US 12,296,869 B2
Rail corrugation recognition method and apparatus based on support vector machine, device, and medium
Zefeng Wen, Chengdu (CN); Xiaolong Liu, Chengdu (CN); Xinbiao Xiao, Chengdu (CN); and Shulin Liang, Chengdu (CN)
Assigned to Southwest Jiaotong University, Chengdu (CN)
Filed by Southwest Jiaotong University, Chengdu (CN)
Filed on Nov. 4, 2022, as Appl. No. 18/052,794.
Claims priority of application No. 202210464990.9 (CN), filed on Apr. 29, 2022.
Prior Publication US 2023/0347948 A1, Nov. 2, 2023
Prior Publication US 2024/0182089 A9, Jun. 6, 2024
Int. Cl. B61L 23/04 (2006.01); B61K 9/10 (2006.01); G01N 29/265 (2006.01); G06F 18/214 (2023.01); G06N 20/10 (2019.01)

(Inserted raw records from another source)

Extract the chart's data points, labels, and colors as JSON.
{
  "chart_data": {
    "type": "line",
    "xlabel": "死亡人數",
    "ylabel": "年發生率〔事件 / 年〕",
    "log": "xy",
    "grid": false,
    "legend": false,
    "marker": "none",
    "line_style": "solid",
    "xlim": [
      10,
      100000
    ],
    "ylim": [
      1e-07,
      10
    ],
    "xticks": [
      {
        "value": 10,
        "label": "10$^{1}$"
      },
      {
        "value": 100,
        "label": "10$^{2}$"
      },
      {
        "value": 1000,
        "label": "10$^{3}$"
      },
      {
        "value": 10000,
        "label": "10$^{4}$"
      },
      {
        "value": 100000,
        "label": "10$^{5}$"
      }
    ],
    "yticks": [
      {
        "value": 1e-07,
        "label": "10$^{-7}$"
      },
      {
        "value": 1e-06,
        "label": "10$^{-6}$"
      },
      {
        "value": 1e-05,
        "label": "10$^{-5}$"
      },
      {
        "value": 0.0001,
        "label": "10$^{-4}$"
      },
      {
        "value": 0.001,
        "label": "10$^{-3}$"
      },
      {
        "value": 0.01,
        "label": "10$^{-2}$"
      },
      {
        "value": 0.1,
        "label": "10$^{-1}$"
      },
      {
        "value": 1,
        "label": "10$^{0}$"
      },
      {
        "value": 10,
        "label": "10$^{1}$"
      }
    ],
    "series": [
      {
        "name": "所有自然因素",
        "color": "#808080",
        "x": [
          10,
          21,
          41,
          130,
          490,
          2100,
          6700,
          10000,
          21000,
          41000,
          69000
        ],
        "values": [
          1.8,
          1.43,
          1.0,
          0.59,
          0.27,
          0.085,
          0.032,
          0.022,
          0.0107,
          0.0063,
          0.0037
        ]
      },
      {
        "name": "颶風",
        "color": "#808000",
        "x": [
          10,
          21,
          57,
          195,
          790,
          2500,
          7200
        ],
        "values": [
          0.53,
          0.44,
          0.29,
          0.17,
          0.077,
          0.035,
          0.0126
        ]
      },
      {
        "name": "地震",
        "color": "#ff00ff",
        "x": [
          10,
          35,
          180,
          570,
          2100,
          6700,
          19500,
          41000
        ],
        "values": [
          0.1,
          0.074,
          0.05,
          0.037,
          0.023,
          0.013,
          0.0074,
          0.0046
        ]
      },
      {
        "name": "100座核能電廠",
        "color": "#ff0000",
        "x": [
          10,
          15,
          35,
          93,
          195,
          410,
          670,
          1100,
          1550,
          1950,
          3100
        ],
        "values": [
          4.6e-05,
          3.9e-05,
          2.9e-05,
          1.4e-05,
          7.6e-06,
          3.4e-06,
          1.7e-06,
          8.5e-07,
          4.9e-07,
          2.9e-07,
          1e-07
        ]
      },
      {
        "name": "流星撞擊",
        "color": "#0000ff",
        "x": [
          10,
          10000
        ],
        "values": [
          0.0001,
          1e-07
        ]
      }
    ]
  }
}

CPC B61L 23/045 (2013.01) [G06F 18/214 (2023.01); G06N 20/10 (2019.01); B61K 9/10 (2013.01); G01N 29/265 (2013.01); G01N 2291/044 (2013.01); G01N 2291/2623 (2013.01)] 17 Claims
OG exemplary drawing
 
1. A rail corrugation recognition method based on a support vector machine, wherein the method comprises:
obtaining wheel-rail noise signals in different time periods, and obtaining wheel-rail noise time domain information according to the wheel-rail noise signals;
dividing the wheel-rail noise time domain information into segmented wheel-rail noise time domain information corresponding to each of the different time periods, wherein each piece of segmented wheel-rail noise time domain information corresponds to an equal length of a moving path of an urban rail transit vehicle;
preprocessing each piece of segmented wheel-rail noise time domain information, and extracting a time domain statistical characteristic quantity and frequency domain eigenmode energy of each piece of segmented wheel-rail noise time domain information;
obtaining a multi-dimensional wheel-rail noise characteristic vector according to the time domain statistical characteristic quantity and the frequency domain eigenmode energy;
constructing a rail corrugation state recognition model based on a support vector machine according to the multi-dimensional wheel-rail noise characteristic vector, and training the rail corrugation state recognition model based on a support vector machine; and
recognizing to-be-recognized wheel-rail noise data by using the rail corrugation state recognition model based on a support vector machine, to obtain a rail corrugation state;
wherein the preprocessing each piece of segmented wheel-rail noise time domain information, and extracting a time domain statistical characteristic quantity and frequency domain eigenmode energy of each piece of segmented wheel-rail noise time domain information specifically comprises:
preprocessing each piece of segmented wheel-rail noise time domain information, removing abnormal data, and extracting the time domain statistical characteristic quantity of each piece of segmented wheel-rail noise time domain information; and
performing variational mode decomposition on each piece of segmented wheel-rail noise time domain information by using a variational mode decomposition method, and extracting each decomposition eigenmode coefficient to convert into frequency domain eigenmode energy of different frequency bands.